CHARLESTON, W.Va. — State lawmakers from the Northern Panhandle have introduced legislation aimed at increasing regulations of drinking water.

Sen. William Ihlenfeld, D-Ohio, and Delegate Evan Hansen, D-Monongalia, are lead sponsors of the Clean Water Act of 2020. The measure would require companies using PFAS chemicals to monitor their discharges.

West Virginia Legislature

Delegate Evan Hansen, D-Monongalia

The legislation would also create the West Virginia PFAS Action Response Team for developing standards on keeping water sources clean.

“These are pollutants that are relatively new, they’re man-made and invented in the last few decades,” Hansen said. “Many of them are very toxic to people, but they are not regulated at the state or federal level.”

The use of PFAS chemicals dates back tot he 1940s, and PFAS do not break down over time.

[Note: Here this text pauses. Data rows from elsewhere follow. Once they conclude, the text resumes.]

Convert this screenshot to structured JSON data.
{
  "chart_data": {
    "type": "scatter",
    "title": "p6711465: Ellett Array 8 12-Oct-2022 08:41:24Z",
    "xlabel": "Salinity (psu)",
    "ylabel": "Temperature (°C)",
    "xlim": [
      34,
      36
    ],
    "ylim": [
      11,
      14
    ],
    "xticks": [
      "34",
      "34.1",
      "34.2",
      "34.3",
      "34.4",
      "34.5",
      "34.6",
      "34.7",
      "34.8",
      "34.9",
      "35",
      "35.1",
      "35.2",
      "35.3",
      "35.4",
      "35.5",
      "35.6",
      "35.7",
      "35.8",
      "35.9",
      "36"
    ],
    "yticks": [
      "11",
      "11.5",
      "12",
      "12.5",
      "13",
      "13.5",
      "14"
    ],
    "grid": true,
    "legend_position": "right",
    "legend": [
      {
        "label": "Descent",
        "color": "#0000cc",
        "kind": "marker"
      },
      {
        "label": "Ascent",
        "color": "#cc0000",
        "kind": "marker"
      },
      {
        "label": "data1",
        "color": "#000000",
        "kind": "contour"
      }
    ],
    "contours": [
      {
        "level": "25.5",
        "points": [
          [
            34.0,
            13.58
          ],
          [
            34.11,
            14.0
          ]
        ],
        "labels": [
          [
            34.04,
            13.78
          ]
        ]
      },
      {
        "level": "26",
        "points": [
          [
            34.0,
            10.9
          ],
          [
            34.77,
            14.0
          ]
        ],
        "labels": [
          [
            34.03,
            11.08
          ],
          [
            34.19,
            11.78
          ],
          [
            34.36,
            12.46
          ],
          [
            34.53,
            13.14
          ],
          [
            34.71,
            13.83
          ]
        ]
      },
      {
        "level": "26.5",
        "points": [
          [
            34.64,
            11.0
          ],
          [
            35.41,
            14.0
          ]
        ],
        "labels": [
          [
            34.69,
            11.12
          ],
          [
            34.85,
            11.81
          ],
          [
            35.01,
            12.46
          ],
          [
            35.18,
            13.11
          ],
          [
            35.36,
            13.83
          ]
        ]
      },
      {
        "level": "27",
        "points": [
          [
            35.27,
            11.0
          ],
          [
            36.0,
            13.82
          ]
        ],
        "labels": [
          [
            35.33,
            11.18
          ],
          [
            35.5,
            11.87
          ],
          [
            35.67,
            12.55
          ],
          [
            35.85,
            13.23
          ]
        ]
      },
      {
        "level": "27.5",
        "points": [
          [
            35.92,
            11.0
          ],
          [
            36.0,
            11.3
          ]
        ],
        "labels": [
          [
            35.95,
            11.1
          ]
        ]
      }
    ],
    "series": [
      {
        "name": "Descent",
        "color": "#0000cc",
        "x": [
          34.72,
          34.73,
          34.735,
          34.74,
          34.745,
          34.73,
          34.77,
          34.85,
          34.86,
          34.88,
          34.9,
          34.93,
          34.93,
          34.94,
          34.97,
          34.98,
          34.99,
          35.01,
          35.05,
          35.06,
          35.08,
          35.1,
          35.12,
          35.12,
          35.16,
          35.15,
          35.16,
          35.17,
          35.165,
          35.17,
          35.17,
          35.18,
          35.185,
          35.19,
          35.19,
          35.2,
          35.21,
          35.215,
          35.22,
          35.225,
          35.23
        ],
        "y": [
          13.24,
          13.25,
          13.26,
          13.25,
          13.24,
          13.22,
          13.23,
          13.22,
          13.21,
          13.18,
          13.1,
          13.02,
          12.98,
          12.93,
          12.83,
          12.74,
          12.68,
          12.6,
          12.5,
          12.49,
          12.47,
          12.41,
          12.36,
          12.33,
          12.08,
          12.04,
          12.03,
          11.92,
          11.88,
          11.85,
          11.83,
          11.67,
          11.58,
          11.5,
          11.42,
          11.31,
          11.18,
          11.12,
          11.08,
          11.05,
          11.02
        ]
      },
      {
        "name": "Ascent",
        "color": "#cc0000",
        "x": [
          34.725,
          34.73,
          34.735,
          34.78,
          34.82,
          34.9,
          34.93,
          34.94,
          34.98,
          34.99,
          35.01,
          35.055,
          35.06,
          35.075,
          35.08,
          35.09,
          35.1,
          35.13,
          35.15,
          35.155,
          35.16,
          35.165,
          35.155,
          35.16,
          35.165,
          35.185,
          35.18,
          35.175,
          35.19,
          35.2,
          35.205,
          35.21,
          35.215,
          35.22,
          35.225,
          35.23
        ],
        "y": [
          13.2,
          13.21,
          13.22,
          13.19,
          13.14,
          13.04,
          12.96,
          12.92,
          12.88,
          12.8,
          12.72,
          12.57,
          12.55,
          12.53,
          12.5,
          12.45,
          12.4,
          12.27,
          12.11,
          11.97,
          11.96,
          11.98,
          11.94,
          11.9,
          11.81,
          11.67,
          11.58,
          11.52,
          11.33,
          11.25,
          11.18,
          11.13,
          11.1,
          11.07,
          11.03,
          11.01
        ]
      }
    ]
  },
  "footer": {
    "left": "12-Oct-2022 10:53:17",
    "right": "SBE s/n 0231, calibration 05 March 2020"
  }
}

“We owe it to the people who were sickened, and to the family members of those who were killed, to properly regulate these toxic chemicals,” he said. “We’re taking a systematic approach to identify and reduce the sources of these chemicals so that we can ensure that tap water is clean.”

Officials detected PFAS in drinking water from Martinsburg’s Big Springs well, which has since been shut down. Federal agencies are now performing an exposure assessment of households impacted by PFAS in their drinking water. PFAS chemicals in this area were from firefighting foam used at the Shepherd Field Air National Guard Base.